Editorial Scratch CIDA, save $2 billion

It seems that one hand of government does not know what the other is doing.

Finance Minister Michael Wilson has told his provincial counterparts that the federal government is under severe pressure to cut spending. Citing “budgetary problems,” he told the have- not provinces that Ottawa could not find the higher amount of equalization payments they had been led to believe would be forthcoming. Perhaps he should take a hard look at CIDA (Canada’s International Development Agency) which spends upwards of $2 billion each year and with apparent abandon.

At the very time Ottawa was rejecting provincial pleas for more funding, came a story revealing that CIDA was not only paying a Montreal firm $35 million of federal money to try to rejuvenate a bankrupt state-owned sawmill in Zaire, but has now hired another Quebec firm (at a cost of $1.8 million) to ensure that the first firm abides by its contract to operate the rundown plant.

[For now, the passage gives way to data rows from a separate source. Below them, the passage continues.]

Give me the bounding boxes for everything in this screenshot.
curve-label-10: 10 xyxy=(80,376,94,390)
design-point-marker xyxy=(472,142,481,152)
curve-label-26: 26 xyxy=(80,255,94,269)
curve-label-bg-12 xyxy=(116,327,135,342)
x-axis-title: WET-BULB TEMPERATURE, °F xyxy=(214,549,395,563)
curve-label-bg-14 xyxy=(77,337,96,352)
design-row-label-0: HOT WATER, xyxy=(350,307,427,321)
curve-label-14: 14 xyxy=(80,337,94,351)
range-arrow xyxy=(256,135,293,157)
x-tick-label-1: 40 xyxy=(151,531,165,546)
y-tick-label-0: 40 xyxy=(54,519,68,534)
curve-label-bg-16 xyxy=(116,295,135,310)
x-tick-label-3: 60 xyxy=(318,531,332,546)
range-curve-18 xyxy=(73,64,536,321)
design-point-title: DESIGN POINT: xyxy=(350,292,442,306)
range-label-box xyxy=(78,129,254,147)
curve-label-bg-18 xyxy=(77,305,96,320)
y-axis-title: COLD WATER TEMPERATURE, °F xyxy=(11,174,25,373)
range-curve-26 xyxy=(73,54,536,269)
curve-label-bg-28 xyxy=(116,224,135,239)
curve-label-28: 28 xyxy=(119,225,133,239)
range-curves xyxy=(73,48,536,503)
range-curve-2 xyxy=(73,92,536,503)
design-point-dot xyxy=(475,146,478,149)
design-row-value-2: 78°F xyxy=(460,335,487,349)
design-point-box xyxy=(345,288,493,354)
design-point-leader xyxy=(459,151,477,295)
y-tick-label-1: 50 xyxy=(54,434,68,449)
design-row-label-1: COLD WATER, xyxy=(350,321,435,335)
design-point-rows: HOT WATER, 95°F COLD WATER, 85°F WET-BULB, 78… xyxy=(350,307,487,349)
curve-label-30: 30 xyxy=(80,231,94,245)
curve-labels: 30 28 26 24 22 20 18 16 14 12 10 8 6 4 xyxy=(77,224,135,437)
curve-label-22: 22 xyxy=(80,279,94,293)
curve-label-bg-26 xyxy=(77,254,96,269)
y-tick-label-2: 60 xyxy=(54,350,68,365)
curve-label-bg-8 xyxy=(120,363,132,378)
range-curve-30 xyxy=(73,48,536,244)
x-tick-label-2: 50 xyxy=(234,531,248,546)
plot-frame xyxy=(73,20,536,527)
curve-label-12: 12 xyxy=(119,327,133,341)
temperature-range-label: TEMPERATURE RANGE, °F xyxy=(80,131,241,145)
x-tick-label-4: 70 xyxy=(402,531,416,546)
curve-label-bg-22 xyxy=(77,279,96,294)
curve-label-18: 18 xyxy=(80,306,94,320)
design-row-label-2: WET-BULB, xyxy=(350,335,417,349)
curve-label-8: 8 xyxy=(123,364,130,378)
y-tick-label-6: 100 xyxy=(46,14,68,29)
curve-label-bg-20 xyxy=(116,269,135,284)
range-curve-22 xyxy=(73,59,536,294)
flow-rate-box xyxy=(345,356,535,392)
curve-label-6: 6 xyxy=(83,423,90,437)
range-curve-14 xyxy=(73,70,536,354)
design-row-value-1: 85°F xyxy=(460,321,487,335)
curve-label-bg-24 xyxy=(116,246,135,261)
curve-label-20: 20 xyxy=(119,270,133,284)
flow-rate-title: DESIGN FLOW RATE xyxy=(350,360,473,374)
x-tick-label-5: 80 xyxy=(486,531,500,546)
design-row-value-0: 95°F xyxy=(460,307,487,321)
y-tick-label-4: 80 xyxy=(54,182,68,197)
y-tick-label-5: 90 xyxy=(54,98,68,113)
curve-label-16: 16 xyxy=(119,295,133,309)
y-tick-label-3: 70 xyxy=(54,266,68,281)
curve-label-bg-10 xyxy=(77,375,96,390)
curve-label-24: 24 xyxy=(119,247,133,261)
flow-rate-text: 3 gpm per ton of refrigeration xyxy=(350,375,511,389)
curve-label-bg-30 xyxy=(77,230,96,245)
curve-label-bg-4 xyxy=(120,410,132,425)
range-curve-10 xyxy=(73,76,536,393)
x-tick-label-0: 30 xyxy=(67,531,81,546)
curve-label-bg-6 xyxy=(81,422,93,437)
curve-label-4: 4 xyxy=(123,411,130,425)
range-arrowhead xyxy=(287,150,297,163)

One of the problems, it seems, is that some 25% of the logs being cut by the contractor fail to even reach the mill. Another, it seems, is with the son of the country’s president who apparently purchased large quantities of lumber from the plant but refuses to pay for it.

Why in blazes should our hard-pressed federal treasury be pouring money into a sawmill in Africa? Our own mills here are in deep trouble, with layoffs and closures the order of the day. They would dearly like government handouts.

For a $2-billion saving, we would be inclined to axe the entire CIDA agency.